I obtained that for the set $A:=\{1,2\ldots,n\}$, the number of subsets $S$ of size $k$ such that no two elements of $S$ are consecutive numbers is $\binom{n-k+1}{k}$. Applying
$$\sum_{k=1}^{4} \binom{9-k}{k}$$ gives me $54$, however, the answer given is $34$. Is there any mistake I have made?
Derivation of $\binom{n-k+1}{k}$:
Define $X:=\{-1,0,1,\dots,n\}$. Note that no. of $k+1$ length subsets $S$ of $X$ with no two consecutive integers such that $-1 \in S$ forms a bijection with the number of $k$ length subsets of $A$ with no 2 consecutive numbers.

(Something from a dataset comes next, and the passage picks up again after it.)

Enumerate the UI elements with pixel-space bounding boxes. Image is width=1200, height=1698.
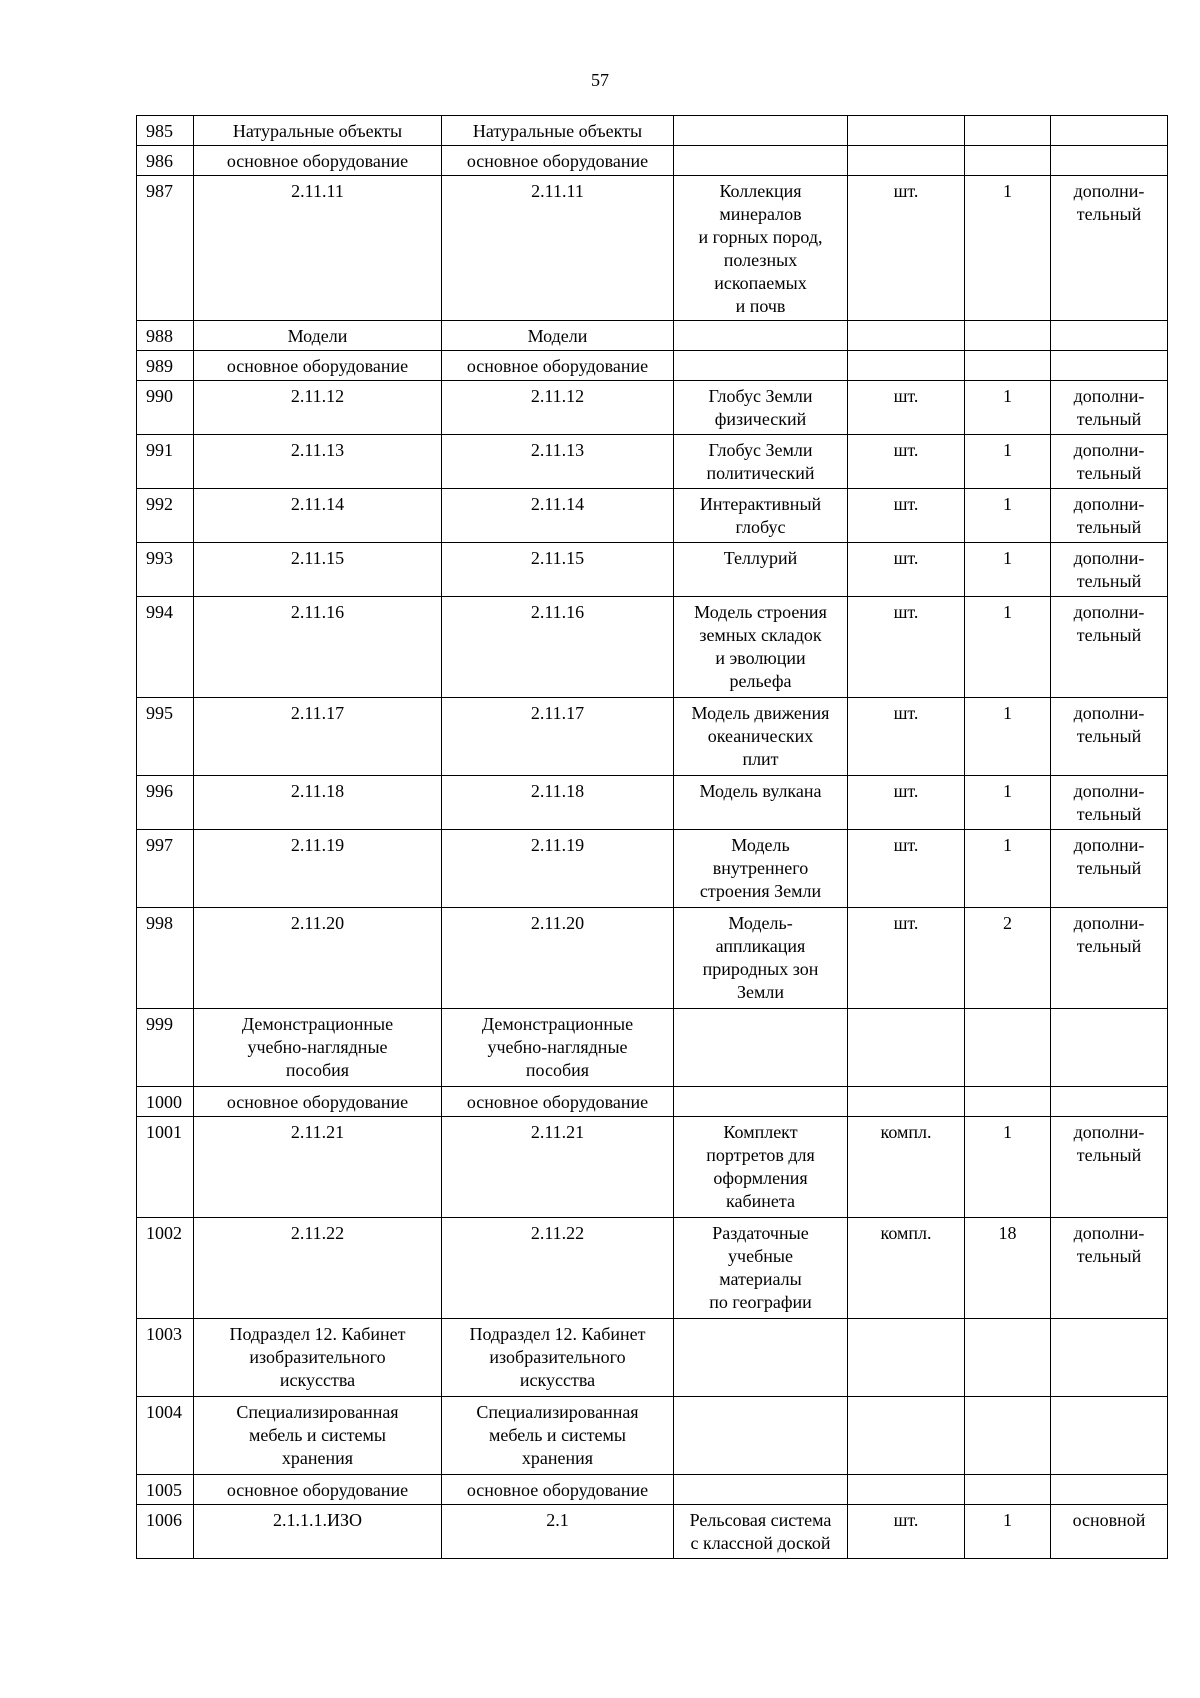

Write the elements of $X$ in a row and colour $-1$.
$$\color{red}{-1} \ \ 0 \ \ 1 \ \ \ldots\ \ n$$
We want to colour $k$ more numbers such that no two coloured numbers are consecutive. Define $g_i$ as the gap between the $i$th coloured number and the $i+1$th coloured number. For example, if we only colour $-1$ and $n$, $g_1 = n$. Thus, if we colour $k$ numbers other than $-1$, we observe that
$$\sum_{i=1}^k g_i \le n-k+1 \implies \left(\sum_{i=1}^k g_i\right) + t = n-k+1$$where $t$ is a non-negative integer. We note that each $g_i$ is greater than 0 (since we cannot colour consecutive integers), so we define $a_i = g_i-1$, so that $a_i$ are non-negative.
$$\left(\sum_{i=1}^k a_i+1\right) + t = n-k+1 \implies \left(\sum_{i=1}^k a_i\right) + t = n-2k+1$$By stars and bars, the no. of solutions for this is
$$\binom{(n-2k+1)+(k+1)-1}{(k+1)-1} = \color{green}{\binom{n-k+1}{k}}$$
Best Answer
Your answer is completely correct. There are 54 non consecutive subsets of the the first 8 natural numbers.
I can guess what mistake the book made. One can prove that the total number of nonconsecutive subsets, including the empty subset, of the first $n$ natural numbers is always a Fibonacci number, $F_{n+1}$. Note that 34 and 55 are both Fibonacci numbers; perhaps the book used $F_8$ instead of $F_{8+1}$, and also forgot to subtract one for the lack of empty set.